Making hepatitis B surface antigens (HBsAg) disappear is the goal of many clinical and non-clinical researchers for an effective cure for chronic hepatitis B. Because monotherapy or current drug combinations are still difficult to achieve this goal, there is still a lot of room for improvement in drug development in the HBV field.
Hepatitis B capsid assembly regulator, according to Dr. Vaillant, the field expects more effective results
So far, researchers have argued that getting all traces of HBV gone from the liver is the real cure for HBV, but that's more difficult because of the need to overcome cccDNA and integrated HBVDNA. A growing number of global hepatitis B candidates are targeting the functional cure of HBV, i.e. loss of HBsAg (ideally accompanied by anti-HBs). Partial cure of HBV means that it is possible to achieve unreceptible HBV DNA, normalization of ALT, and so on without the loss of HBsAg.
Just concluded in Singapore at a scientific conference on the theme of "Curing HBV" (held at the end of May this year), Dr Andrew Vaillant of biopharmaceutical company Replic presented a presentation entitled: Targeting Subviral Particles: Key Steps to Achieving a Functional Cure for HBV, Where are the hepatitis B drug candidates currently in clinical development?
Replicor's primary hepatitis B drug candidate is REP2139, a nucleic acid polymer (NAP) that has transitioned to subcutaneous administration, showing potential in lowering hepatitis B surface antigen levels and targeting HBV/HDV co-infection, and is often compared with other newly developed mechanisms of action, such as capsid assembly regulators, RNA interference, and antisense oligonucleotides.

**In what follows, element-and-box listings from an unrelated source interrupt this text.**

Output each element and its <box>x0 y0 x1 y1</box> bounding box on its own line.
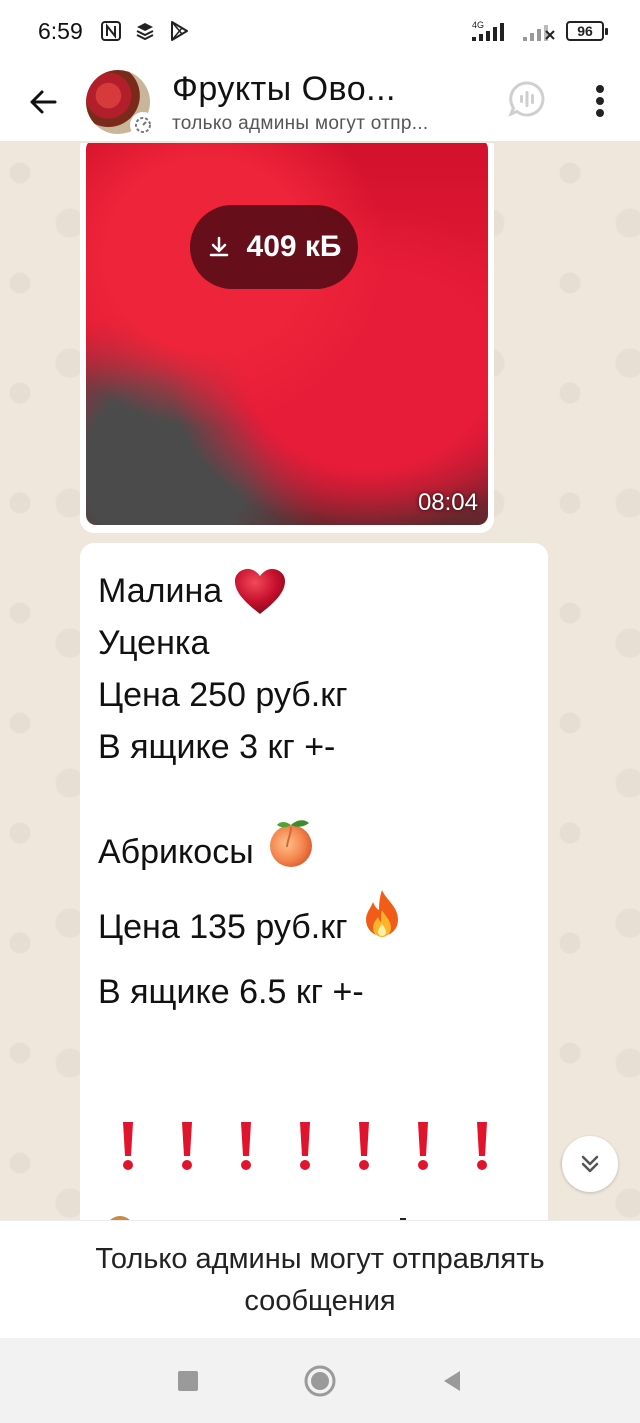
chat-header: Фрукты Ово... только админы могут отпр..… <box>0 62 640 142</box>
scroll-to-bottom-button[interactable] <box>562 1136 618 1192</box>
nfc-icon <box>99 19 123 43</box>
layers-icon <box>133 19 157 43</box>
arrow-left-icon <box>30 90 57 113</box>
message-line-text: В ящике 6.5 кг +- <box>98 973 364 1011</box>
message-line: В ящике 3 кг +- <box>98 721 530 773</box>
home-circle-icon <box>304 1365 336 1396</box>
play-store-icon <box>167 19 191 43</box>
battery-indicator: 96 <box>566 21 608 41</box>
message-line-text: Цена 250 руб.кг <box>98 676 348 714</box>
download-icon <box>209 236 228 257</box>
triangle-back-icon <box>444 1370 460 1391</box>
signal-no-service-icon <box>522 19 556 43</box>
chat-area[interactable]: 409 кБ 08:04 Малина Уценка Цена 250 руб.… <box>0 143 640 1220</box>
message-line: Абрикосы <box>98 815 530 888</box>
message-line: В ящике 6.5 кг +- <box>98 966 530 1018</box>
fire-icon <box>357 888 407 966</box>
square-icon <box>178 1370 198 1391</box>
back-button[interactable] <box>0 62 86 142</box>
exclamation-icon <box>393 1120 452 1172</box>
recent-apps-button[interactable] <box>168 1361 208 1401</box>
message-line: Уценка <box>98 617 530 669</box>
chat-title: Фрукты Ово... <box>172 69 396 108</box>
download-size: 409 кБ <box>246 230 342 263</box>
voice-chat-icon <box>508 81 545 117</box>
text-message[interactable]: Малина Уценка Цена 250 руб.кг В ящике 3 … <box>80 543 548 1220</box>
exclamation-icon <box>98 1120 157 1172</box>
admins-only-text: Только админы могут отправлять сообщения <box>95 1242 545 1317</box>
peach-icon <box>264 815 318 888</box>
back-nav-button[interactable] <box>432 1361 472 1401</box>
more-options-button[interactable] <box>585 78 615 124</box>
exclamation-icon <box>216 1120 275 1172</box>
message-time: 08:04 <box>417 489 478 516</box>
double-chevron-down-icon <box>581 1155 599 1173</box>
exclamation-row <box>98 1120 530 1172</box>
message-line-text: В ящике 3 кг +- <box>98 728 336 766</box>
status-bar: 6:59 4G 96 <box>0 0 640 62</box>
voice-chat-button[interactable] <box>506 78 548 120</box>
message-line-text: Абрикосы <box>98 832 254 871</box>
exclamation-icon <box>157 1120 216 1172</box>
message-line-text: Цена 135 руб.кг <box>98 908 348 946</box>
exclamation-icon <box>452 1120 511 1172</box>
home-button[interactable] <box>300 1361 340 1401</box>
message-line-text: Уценка <box>98 624 210 662</box>
message-line-text: Малина <box>98 572 223 610</box>
network-type-label: 4G <box>472 20 484 30</box>
system-nav-bar <box>0 1338 640 1423</box>
download-button[interactable]: 409 кБ <box>190 205 358 289</box>
signal-4g-icon: 4G <box>470 19 512 43</box>
chat-subtitle: только админы могут отпр... <box>172 112 429 134</box>
video-thumbnail[interactable]: 409 кБ 08:04 <box>86 143 488 525</box>
chat-title-block[interactable]: Фрукты Ово... только админы могут отпр..… <box>172 69 472 135</box>
admins-only-notice: Только админы могут отправлять сообщения <box>0 1220 640 1338</box>
message-line: Цена 135 руб.кг <box>98 888 530 966</box>
kebab-menu-icon <box>596 85 604 117</box>
exclamation-icon <box>334 1120 393 1172</box>
clipped-message-line <box>100 1208 520 1220</box>
chat-avatar[interactable] <box>86 69 156 138</box>
video-message[interactable]: 409 кБ 08:04 <box>80 143 494 533</box>
status-time: 6:59 <box>38 17 83 44</box>
community-badge-icon <box>130 111 156 138</box>
red-heart-icon <box>232 566 286 616</box>
message-line: Малина <box>98 565 530 617</box>
exclamation-icon <box>275 1120 334 1172</box>
message-line: Цена 250 руб.кг <box>98 669 530 721</box>
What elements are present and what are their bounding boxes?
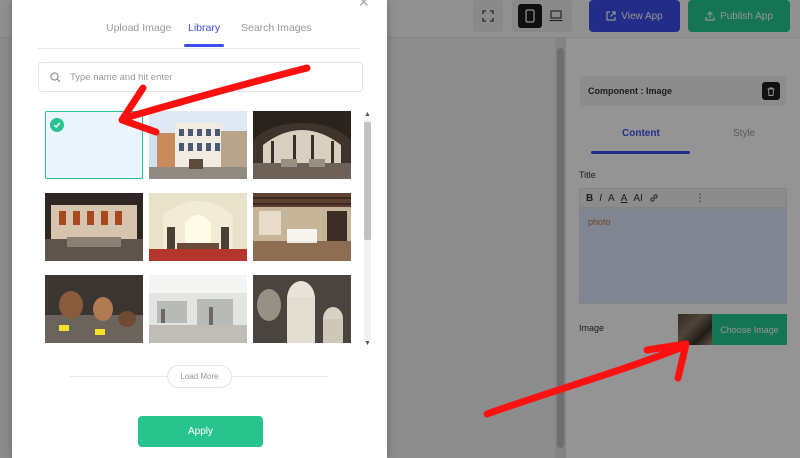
library-image-exhibit-cases[interactable] bbox=[149, 275, 247, 343]
apply-button[interactable]: Apply bbox=[138, 416, 263, 447]
scroll-down-icon[interactable]: ▼ bbox=[363, 340, 372, 348]
search-icon bbox=[50, 72, 61, 83]
load-more-button[interactable]: Load More bbox=[167, 365, 232, 388]
modal-close-icon[interactable]: ✕ bbox=[358, 0, 370, 11]
tab-library[interactable]: Library bbox=[188, 22, 220, 34]
divider-right bbox=[232, 376, 329, 377]
divider-left bbox=[70, 376, 167, 377]
tabs-divider bbox=[38, 48, 361, 49]
library-image-pottery[interactable] bbox=[45, 275, 143, 343]
corridor-image bbox=[149, 193, 247, 261]
image-library-grid bbox=[45, 111, 351, 344]
tab-search-images[interactable]: Search Images bbox=[241, 22, 312, 34]
search-box bbox=[38, 62, 363, 92]
selected-check-icon bbox=[50, 118, 64, 132]
scroll-thumb[interactable] bbox=[364, 122, 371, 240]
arched-hall-image bbox=[253, 111, 351, 179]
beamed-hall-image bbox=[253, 193, 351, 261]
search-input[interactable] bbox=[70, 63, 350, 91]
library-image-sarcophagi[interactable] bbox=[253, 275, 351, 343]
grid-scrollbar[interactable]: ▲ ▼ bbox=[363, 111, 372, 349]
library-image-gallery[interactable] bbox=[45, 193, 143, 261]
scroll-up-icon[interactable]: ▲ bbox=[363, 111, 372, 119]
exhibit-cases-image bbox=[149, 275, 247, 343]
active-tab-indicator bbox=[184, 44, 224, 47]
pottery-image bbox=[45, 275, 143, 343]
building-image bbox=[149, 111, 247, 179]
library-image-selected[interactable] bbox=[45, 111, 143, 179]
gallery-image bbox=[45, 193, 143, 261]
tab-upload-image[interactable]: Upload Image bbox=[106, 22, 171, 34]
sarcophagi-image bbox=[253, 275, 351, 343]
library-image-arched-hall[interactable] bbox=[253, 111, 351, 179]
library-image-beamed-hall[interactable] bbox=[253, 193, 351, 261]
library-image-building[interactable] bbox=[149, 111, 247, 179]
image-picker-modal: ✕ Upload Image Library Search Images Typ… bbox=[12, 0, 387, 458]
library-image-corridor[interactable] bbox=[149, 193, 247, 261]
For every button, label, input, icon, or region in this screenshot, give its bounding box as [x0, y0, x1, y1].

According to Dr. Andrew Wilant, a recent study demonstrated that cccDNA can establish and maintain a stable cccDNA copy number without the hepatitis B core antigen, which questions the potential clinical impact of hepatitis B virus capsid assembly regulators (CAM) in chronic HBV infection. Although a variety of Class I and II HBV capsid assembly regulators are currently in clinical trials, their monotherapy can cause significant declines in HBVDNA and HBVRNA levels, but have not shown any effect on hepatitis B surface antigens.
In addition, despite the rapid renewal of cccDNA actives, CAMs monotherapy has a deficient effect on cccDNA activity (HBeAg and HBcrAg), which is consistent with the previously described requirements for the maintenance of cccDNA by lack of HBcrAg. On the other hand, all approved or under development nucleoside (acid) analogues (NUCs) (entecavir, tenofovir fumarate, tenofovir fumarate, tenofovir fumarate, or improved ATI-2173 clavudine), they have a well-described secondary effect in stimulating innate immunity.
In addition, clinically, NUC monotherapy is accompanied by a mild decline in HBsAg and a stronger decline and/or clearance of HBeAg, HBVRNA, and HBcrAg. Thus, long-term combination therapy with NUC and vebicorvir, accompanied by a general rebound and subsequent cessation of development of related drug candidates, raises questions about the contribution of CAMs in the pursuit of a functional cure for HBV. Dr. Andrew Wilant believes that the field is looking forward to the publication of more effective capsid assembly regulator development results.
Dr. Andrew Wilant argues that it should be noted that nucleic acid polymer (NAPs)-associated hepatitis B drug candidates can be accompanied by a decrease in HBsAg in clinical development, contributing much more than the typical baseline 2-3 log10 IU/mL observed when used in combination with NUCs +RNAi and CAMs+RNAi. NAPs can lower HBsAg from baseline by up to 8 log10 IU/mL, of which 70% of subjects have HBsAg < 1 IU/mL and 60% of subjects achieve HBsAg disappearance (<0.005 IU/mL).
Xiaofan Health Conclusion: At a scientific conference in Singapore in 2022, Dr. Andrew Willant of Replicor analyzed previously approved hepatitis B antiviral drugs and current hepatitis B drug candidates, focusing on the drug development prospects of pipeline core acid polymers for hepatitis B and hepatitis D sympathetics, and also recognized the new mechanism of action of HBV capsid assembly regulators in significantly reducing HBV DNA and RNA levels. However, these capsid assembly regulators have not yet been able to have an impact on the level of hepatitis B surface antigen in single-agent clinical development, and more effective HBV capsid assembly regulators need to be developed and translated into clinical studies.
Dr. Andrew Willant of Replicor will elaborate on the development and application of antisense oligonucleotides, RNAi and other cutting-edge drugs to HBV in the next chapter.